翌日から麗麗が行ったことは、本当にただひたすら掃除だった。

 支給された口布をして、髪を布で包む。掃除道具を持って、与えられた区分を磨き上げる。

 同じ区分を掃除している女官たちの目は真剣だった。私語も一切ない。その様子は単に働き者であるという領域を超えているように思える。

 働いてみてわかったのだが、どうやら女官たちに与えられている仕事は大きく三つあるようだ。

 ひとつは、麗麗のようにひたすら掃除をする仕事。もうひとつは、冬花のように白蓮妃に直接仕える仕事。そして、もうひとつは……。

 麗麗はたった今掃除していた回廊の奥、その先にある房に目を向けた。

 あの房では、なにかの作業が行われているらしい。毎朝そこに吸い込まれていく女官たちは皆、重装備だった。

 口布に、髪を保護するための布は麗麗たちと同じだが、それに加えて指の先から手首までを覆う細い布──包帯のようなものを巻いているのだ。

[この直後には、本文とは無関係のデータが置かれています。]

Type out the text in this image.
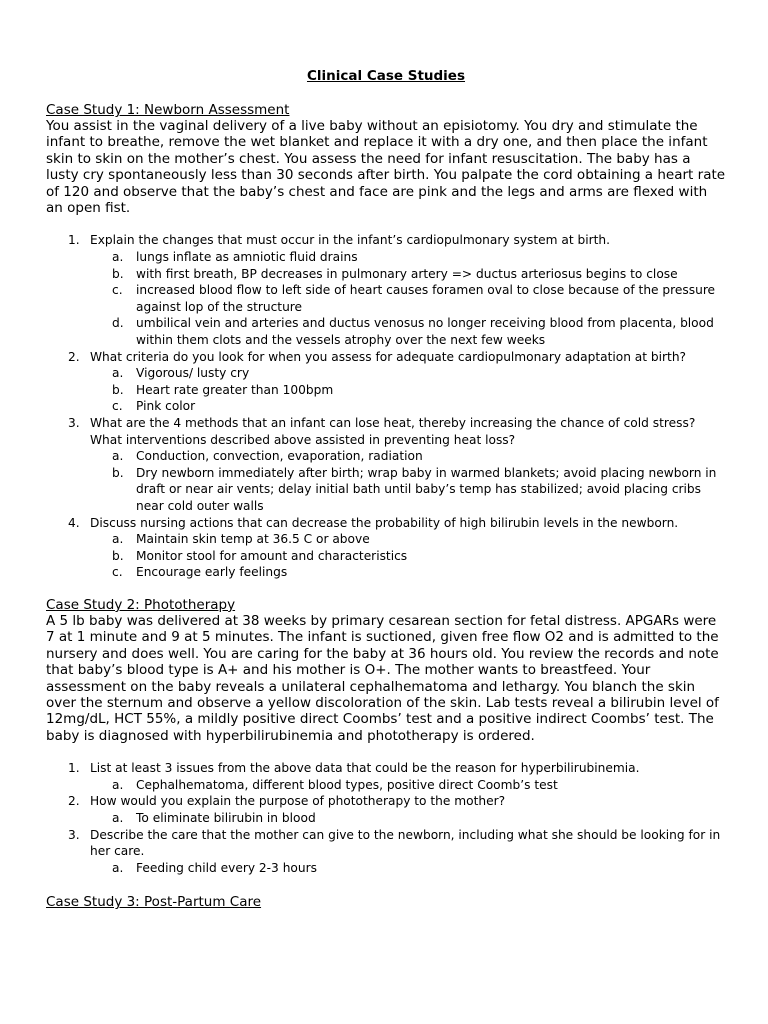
Clinical Case Studies

Case Study 1: Newborn Assessment

You assist in the vaginal delivery of a live baby without an episiotomy. You dry and stimulate the infant to breathe, remove the wet blanket and replace it with a dry one, and then place the infant skin to skin on the mother’s chest. You assess the need for infant resuscitation. The baby has a lusty cry spontaneously less than 30 seconds after birth. You palpate the cord obtaining a heart rate of 120 and observe that the baby’s chest and face are pink and the legs and arms are flexed with an open fist.

1. Explain the changes that must occur in the infant’s cardiopulmonary system at birth.
a. lungs inflate as amniotic fluid drains
b. with first breath, BP decreases in pulmonary artery => ductus arteriosus begins to close
c. increased blood flow to left side of heart causes foramen oval to close because of the pressure against lop of the structure
d. umbilical vein and arteries and ductus venosus no longer receiving blood from placenta, blood within them clots and the vessels atrophy over the next few weeks
2. What criteria do you look for when you assess for adequate cardiopulmonary adaptation at birth?
a. Vigorous/ lusty cry
b. Heart rate greater than 100bpm
c. Pink color
3. What are the 4 methods that an infant can lose heat, thereby increasing the chance of cold stress? What interventions described above assisted in preventing heat loss?
a. Conduction, convection, evaporation, radiation
b. Dry newborn immediately after birth; wrap baby in warmed blankets; avoid placing newborn in draft or near air vents; delay initial bath until baby’s temp has stabilized; avoid placing cribs near cold outer walls
4. Discuss nursing actions that can decrease the probability of high bilirubin levels in the newborn.
a. Maintain skin temp at 36.5 C or above
b. Monitor stool for amount and characteristics
c. Encourage early feelings

Case Study 2: Phototherapy

A 5 lb baby was delivered at 38 weeks by primary cesarean section for fetal distress. APGARs were 7 at 1 minute and 9 at 5 minutes. The infant is suctioned, given free flow O2 and is admitted to the nursery and does well. You are caring for the baby at 36 hours old. You review the records and note that baby’s blood type is A+ and his mother is O+. The mother wants to breastfeed. Your assessment on the baby reveals a unilateral cephalhematoma and lethargy. You blanch the skin over the sternum and observe a yellow discoloration of the skin. Lab tests reveal a bilirubin level of 12mg/dL, HCT 55%, a mildly positive direct Coombs’ test and a positive indirect Coombs’ test. The baby is diagnosed with hyperbilirubinemia and phototherapy is ordered.

1. List at least 3 issues from the above data that could be the reason for hyperbilirubinemia.
a. Cephalhematoma, different blood types, positive direct Coomb’s test
2. How would you explain the purpose of phototherapy to the mother?
a. To eliminate bilirubin in blood
3. Describe the care that the mother can give to the newborn, including what she should be looking for in her care.
a. Feeding child every 2-3 hours

Case Study 3: Post-Partum Care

 朝から晩まで掃除して、そのあと広い房で支給された油条と豆漿を食べる。食べ終わったらすぐに就寝だ。同じ房で食事をし、寝ているにもかかわらず、女官たちは一切しゃべらない。

 (変な雰囲気……)

 しかし、その理由はすぐにわかった。

 麗麗が月魄宮で働くようになって、三日目。

 「()(シュン)。李順はいる?」

 突然、麗麗たちの清掃担当区分に冬花が現れた。名を呼ばれた女官は驚いた様子で「私です」と手を上げる。

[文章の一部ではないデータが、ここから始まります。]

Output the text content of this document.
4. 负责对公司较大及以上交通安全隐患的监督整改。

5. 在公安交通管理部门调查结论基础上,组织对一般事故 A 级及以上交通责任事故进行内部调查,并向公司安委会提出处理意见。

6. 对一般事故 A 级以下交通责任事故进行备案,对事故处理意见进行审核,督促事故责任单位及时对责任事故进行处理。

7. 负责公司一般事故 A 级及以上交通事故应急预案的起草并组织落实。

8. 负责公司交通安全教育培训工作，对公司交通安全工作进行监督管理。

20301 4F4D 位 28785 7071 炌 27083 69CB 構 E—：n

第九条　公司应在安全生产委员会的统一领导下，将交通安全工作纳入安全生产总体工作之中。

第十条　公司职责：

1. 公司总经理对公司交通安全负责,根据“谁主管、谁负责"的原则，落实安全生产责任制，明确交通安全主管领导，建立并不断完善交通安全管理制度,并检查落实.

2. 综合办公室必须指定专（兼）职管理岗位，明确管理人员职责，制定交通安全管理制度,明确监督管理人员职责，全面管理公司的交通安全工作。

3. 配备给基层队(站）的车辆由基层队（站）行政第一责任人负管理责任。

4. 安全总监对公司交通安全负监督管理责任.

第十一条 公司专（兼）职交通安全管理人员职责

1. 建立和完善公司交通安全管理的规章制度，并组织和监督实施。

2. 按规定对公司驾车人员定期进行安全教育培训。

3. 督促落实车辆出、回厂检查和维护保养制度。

 「おめでとう。娘娘はあなたに加護を授けると決めました。すぐに支度をなさい」

 「ほ、本当ですか!」

 「ええ。()(げん)不語(ふご)の祈りを娘娘はしっかりと受け止めました、一心にお勤めに励んだおかげですね。さあ、行きましょう」

 李順と呼ばれた女官は頰を真っ赤に染め、嬉しそうに冬花のあとをついていった。その後ろ姿を他の女官たちは羨ましそうに眺め、そして手元の掃除用具に目を移し、再び一心不乱に働き始める。

 (なるほどねえ)

 しゃべらずに働けば、ああやって白蓮妃から声がかかる。それをみんなの前でわざと言うことで、次は自分が選ばれるかもしれないとよりいっそう仕事に身を入れるようになる。

 (やーなやり方……)

 麗麗の中で、むくむくと反骨精神が芽生えた。

 朝から晩まで掃除をさせ、疲れさせる。そして言葉と交流を奪い、判断力を鈍らせる。

 (洗脳じゃん!)

 もやもやが、苛々に変わっていく。

 (あと、つけてみよっかな)

 言葉をしゃべらず、交流を持たない女官たちは、別の言い方をすれば人のやることに興味がない。ここで麗麗が持ち場を離れたとしても、誰も告げ口をしないだろう。

 (よし! つけちゃお)

 冥焔の言葉を信じるならば、その場で殺されない限り大丈夫だ。

 (頼むよ、宦官)

 麗麗は心の中で鬼上司の偉そうな顔を思い浮かべながら、冬花と李順のあとをこっそりとつけた。